どこまで現実か、どこから夢かは映画の終わりのほうでしかはっきりしないのですが、というよりこの映画がつまらないという意見を良く聞きますが、それはこの境界をはっきり認識していないためと思われます。
冒頭のクラブ。ここでのほんの一瞬の出来事だと思うんです。あとは主人公たる男の頭の中。
好きな歌手(女)を愛情と誠意を持って、自分のものにして(途中、マザコン、ストーカー的な隠喩描写はあると思いますが)幸せの絶頂の「アリア」をアルプスを背景に歌うのです。人間の形をした妖精も登場します。もう天界の世界ですよ。
しかし妻にした女に裏切られ(不倫)その女を許すことが出来ない中、女は自由にさせてもらえる代償として結婚したと思っているので精神的に自分の殻に閉じこもります。
そして、「死」。もう夢はドラマティックにとばかりに幸せから不幸への展開。妻の遺言は、「夫への仕返しとともに夫の家族としての永遠の帰属」。
そのためには、夫は妻を「骨まで愛さなければなりません」(狂気を演じなければならないのです、夢のカオスの部分です)まさに熱情のこもったドラマティックオペラそのものの展開。
ふと気がつくと、冒頭のショーの会場。まさにこの映画の観客も夢を見せ付けられたわけで心地よいだましに遭うのです。

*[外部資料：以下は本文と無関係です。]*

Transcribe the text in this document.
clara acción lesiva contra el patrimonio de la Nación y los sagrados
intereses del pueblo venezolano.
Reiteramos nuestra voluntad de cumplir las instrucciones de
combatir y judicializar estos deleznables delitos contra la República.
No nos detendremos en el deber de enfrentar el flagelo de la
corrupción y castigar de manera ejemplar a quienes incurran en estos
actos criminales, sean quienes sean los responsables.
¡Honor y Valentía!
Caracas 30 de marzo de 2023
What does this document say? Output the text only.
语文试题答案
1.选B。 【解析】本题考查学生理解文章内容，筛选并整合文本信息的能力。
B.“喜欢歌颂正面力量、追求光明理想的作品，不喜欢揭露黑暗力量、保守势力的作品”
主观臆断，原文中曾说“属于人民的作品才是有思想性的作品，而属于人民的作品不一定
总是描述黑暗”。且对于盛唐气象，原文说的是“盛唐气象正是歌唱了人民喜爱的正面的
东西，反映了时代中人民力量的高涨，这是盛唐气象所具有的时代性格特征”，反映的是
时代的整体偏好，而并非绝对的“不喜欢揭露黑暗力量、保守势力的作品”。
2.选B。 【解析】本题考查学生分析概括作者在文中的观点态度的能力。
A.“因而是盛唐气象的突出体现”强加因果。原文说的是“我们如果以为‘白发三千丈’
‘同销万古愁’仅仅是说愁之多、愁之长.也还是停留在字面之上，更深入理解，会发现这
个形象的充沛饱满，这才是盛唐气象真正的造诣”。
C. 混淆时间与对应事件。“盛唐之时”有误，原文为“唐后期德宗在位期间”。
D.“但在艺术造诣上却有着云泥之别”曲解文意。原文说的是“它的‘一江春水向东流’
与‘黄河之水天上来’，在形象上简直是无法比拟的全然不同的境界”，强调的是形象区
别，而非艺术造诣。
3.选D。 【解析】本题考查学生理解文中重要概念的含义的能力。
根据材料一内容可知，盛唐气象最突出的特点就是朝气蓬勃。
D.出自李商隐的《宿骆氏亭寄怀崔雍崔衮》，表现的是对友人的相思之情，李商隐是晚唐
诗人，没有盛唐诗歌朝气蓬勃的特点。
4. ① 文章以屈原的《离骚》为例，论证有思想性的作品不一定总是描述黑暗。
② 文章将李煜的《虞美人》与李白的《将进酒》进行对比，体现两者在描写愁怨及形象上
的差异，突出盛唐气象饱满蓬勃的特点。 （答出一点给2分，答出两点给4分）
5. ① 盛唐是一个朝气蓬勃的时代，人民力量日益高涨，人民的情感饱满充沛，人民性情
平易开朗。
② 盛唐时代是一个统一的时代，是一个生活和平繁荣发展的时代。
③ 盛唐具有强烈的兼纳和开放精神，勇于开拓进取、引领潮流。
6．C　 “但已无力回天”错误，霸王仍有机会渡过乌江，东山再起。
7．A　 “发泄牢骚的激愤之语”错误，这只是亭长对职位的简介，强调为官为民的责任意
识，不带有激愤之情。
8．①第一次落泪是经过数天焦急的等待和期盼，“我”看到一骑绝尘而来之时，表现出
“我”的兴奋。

そして、表面下での主人公の男と女の激しく静かな感情のぶつかりあいとはべつに、映像は現実の物、人物を全て使って夢の世界を構築するといった素晴らしい構成だと思います。このことに気がついたときこの作品は大変、深い内容を含む愛すべき作品だと思うようになりました。BGVでもいい感じですよ。私は大変好きな作品ですが、確かに周りの評価は厳しいものがあります。しかし夢か現実か、その境界を楽しみましょうよ。
夢の世界は「オペラ」に匹敵するように作られております。愛の表現の機微として。DVDは音は悪く、映像はかなり傷がついております。しかし、そんなことより精神的浮遊感を楽しめることと思います。良いなあ、本当。